Do they? This is the same law enforcement agency who is being spun as announcing that
white nationalism is as big a threat as radical Islam (perhaps not how I'd interpret the figures but there you go).
This is not to downplay the potential rhetoric behind this report or any biases the FBI may endemically have - I don't know. I'm not even from the USA. However, I would say:
i) Unfortunately, with so many police brutality allegations mired in quicksand and obfuscation, the FBI is very likely attempting to avoid further controversy by continually writing "alleged" or "perceptions" in their report. They are trying to avoid outright stating something slanderous that could prejudice something not completely proven. Of COURSE there is a problem with police brutality, and of course what the FBI have written comes across as if they're denying it because that's what we think as readers from the word "alleged"; but that's just the nature of the beast.

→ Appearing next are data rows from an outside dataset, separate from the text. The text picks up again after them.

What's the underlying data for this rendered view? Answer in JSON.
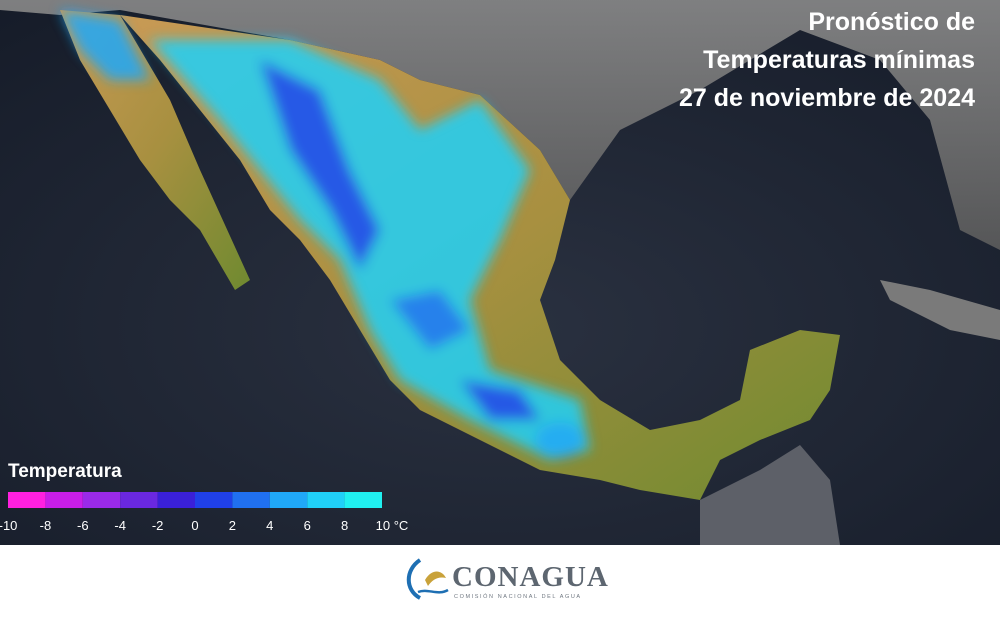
{
  "map": {
    "title": [
      "Pronóstico de",
      "Temperaturas mínimas",
      "27 de noviembre de 2024"
    ],
    "legend": {
      "title": "Temperatura",
      "ticks": [
        -10,
        -8,
        -6,
        -4,
        -2,
        0,
        2,
        4,
        6,
        8,
        {
          "value": 10,
          "label": "10 °C"
        }
      ],
      "colors": [
        "#ff20e0",
        "#c81ee8",
        "#9a2ae8",
        "#6a28e0",
        "#3a20d8",
        "#2040e8",
        "#2070f0",
        "#20a8f8",
        "#20d0f8",
        "#20f0f0"
      ]
    },
    "footer": {
      "logo": "CONAGUA",
      "subtitle": "COMISIÓN NACIONAL DEL AGUA"
    }
  }
}
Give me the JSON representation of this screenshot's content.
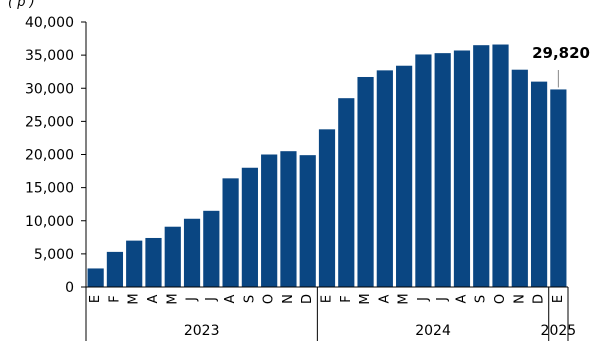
{
  "top_note": "(                                    p   )",
  "chart_data": {
    "type": "bar",
    "title": "",
    "xlabel": "",
    "ylabel": "",
    "ylim": [
      0,
      40000
    ],
    "yticks": [
      0,
      5000,
      10000,
      15000,
      20000,
      25000,
      30000,
      35000,
      40000
    ],
    "ytick_labels": [
      "0",
      "5,000",
      "10,000",
      "15,000",
      "20,000",
      "25,000",
      "30,000",
      "35,000",
      "40,000"
    ],
    "grid": false,
    "bar_color": "#0a4682",
    "categories": [
      "E",
      "F",
      "M",
      "A",
      "M",
      "J",
      "J",
      "A",
      "S",
      "O",
      "N",
      "D",
      "E",
      "F",
      "M",
      "A",
      "M",
      "J",
      "J",
      "A",
      "S",
      "O",
      "N",
      "D",
      "E"
    ],
    "values": [
      2800,
      5300,
      7000,
      7400,
      9100,
      10300,
      11500,
      16400,
      18000,
      20000,
      20500,
      19900,
      23800,
      28500,
      31700,
      32700,
      33400,
      35100,
      35300,
      35700,
      36500,
      36600,
      32800,
      31000,
      29820
    ],
    "years": [
      {
        "label": "2023",
        "start": 0,
        "end": 11
      },
      {
        "label": "2024",
        "start": 12,
        "end": 23
      },
      {
        "label": "2025",
        "start": 24,
        "end": 24
      }
    ],
    "annotations": [
      {
        "index": 24,
        "text": "29,820"
      }
    ]
  }
}
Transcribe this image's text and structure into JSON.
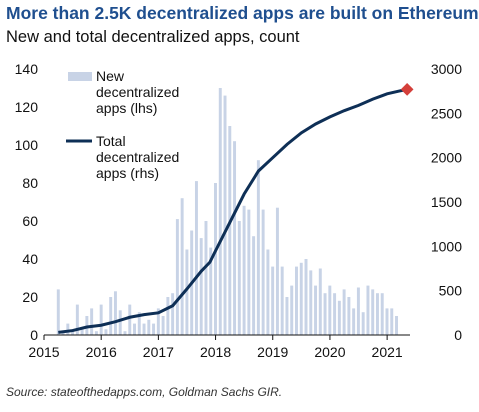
{
  "chart_data": {
    "type": "bar",
    "title": "More than 2.5K decentralized apps are built on Ethereum",
    "subtitle": "New and total decentralized apps, count",
    "source": "Source: stateofthedapps.com, Goldman Sachs GIR.",
    "x_ticks": [
      "2015",
      "2016",
      "2017",
      "2018",
      "2019",
      "2020",
      "2021"
    ],
    "y_left": {
      "ticks": [
        0,
        20,
        40,
        60,
        80,
        100,
        120,
        140
      ],
      "range": [
        0,
        140
      ]
    },
    "y_right": {
      "ticks": [
        0,
        500,
        1000,
        1500,
        2000,
        2500,
        3000
      ],
      "range": [
        0,
        3000
      ]
    },
    "x_range": [
      2015,
      2021.4
    ],
    "legend_placement": "top-center",
    "grid": false,
    "colors": {
      "bars": "#c8d3e6",
      "line": "#0e2f56",
      "marker": "#d43f3a",
      "title": "#1f4f8f"
    },
    "series": [
      {
        "name_lines": [
          "New",
          "decentralized",
          "apps (lhs)"
        ],
        "kind": "bar",
        "axis": "left",
        "x_start": 2015.25,
        "x_step": 0.0833,
        "values": [
          24,
          2,
          6,
          2,
          16,
          4,
          10,
          14,
          2,
          16,
          3,
          20,
          23,
          13,
          2,
          16,
          6,
          12,
          6,
          8,
          6,
          14,
          10,
          20,
          22,
          61,
          72,
          45,
          55,
          81,
          51,
          60,
          46,
          80,
          130,
          126,
          110,
          102,
          60,
          68,
          66,
          52,
          92,
          66,
          45,
          36,
          67,
          36,
          20,
          26,
          36,
          38,
          40,
          34,
          26,
          35,
          22,
          26,
          22,
          18,
          24,
          20,
          14,
          25,
          12,
          26,
          24,
          22,
          22,
          14,
          14,
          10
        ]
      },
      {
        "name_lines": [
          "Total",
          "decentralized",
          "apps (rhs)"
        ],
        "kind": "line",
        "axis": "right",
        "points": [
          [
            2015.25,
            30
          ],
          [
            2015.5,
            50
          ],
          [
            2015.75,
            90
          ],
          [
            2016.0,
            110
          ],
          [
            2016.25,
            150
          ],
          [
            2016.5,
            200
          ],
          [
            2016.75,
            230
          ],
          [
            2017.0,
            250
          ],
          [
            2017.25,
            330
          ],
          [
            2017.5,
            520
          ],
          [
            2017.75,
            720
          ],
          [
            2017.9,
            820
          ],
          [
            2018.0,
            950
          ],
          [
            2018.25,
            1270
          ],
          [
            2018.5,
            1590
          ],
          [
            2018.75,
            1850
          ],
          [
            2019.0,
            2000
          ],
          [
            2019.25,
            2150
          ],
          [
            2019.5,
            2280
          ],
          [
            2019.75,
            2380
          ],
          [
            2020.0,
            2460
          ],
          [
            2020.25,
            2530
          ],
          [
            2020.5,
            2590
          ],
          [
            2020.75,
            2660
          ],
          [
            2021.0,
            2720
          ],
          [
            2021.2,
            2750
          ],
          [
            2021.35,
            2770
          ]
        ]
      }
    ],
    "end_marker": {
      "x": 2021.35,
      "value": 2770
    }
  }
}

ii) Activism is not the same thing as "ideologically motivated criminal activity" on paper. In the minds of an investigator with bias unconscious or otherwise, perhaps there is - but at least in the words of a report, this isn't the case.
I worry that I'm sounding like a terrible apologist in the above, and I'm not intending to be. However, I also don't think that this report is intended to be some kind of horrific racist finger-pointing exercise; it simply identifies that some instances of domestic terrorism can occur through a twisting of an extremely positive ideology.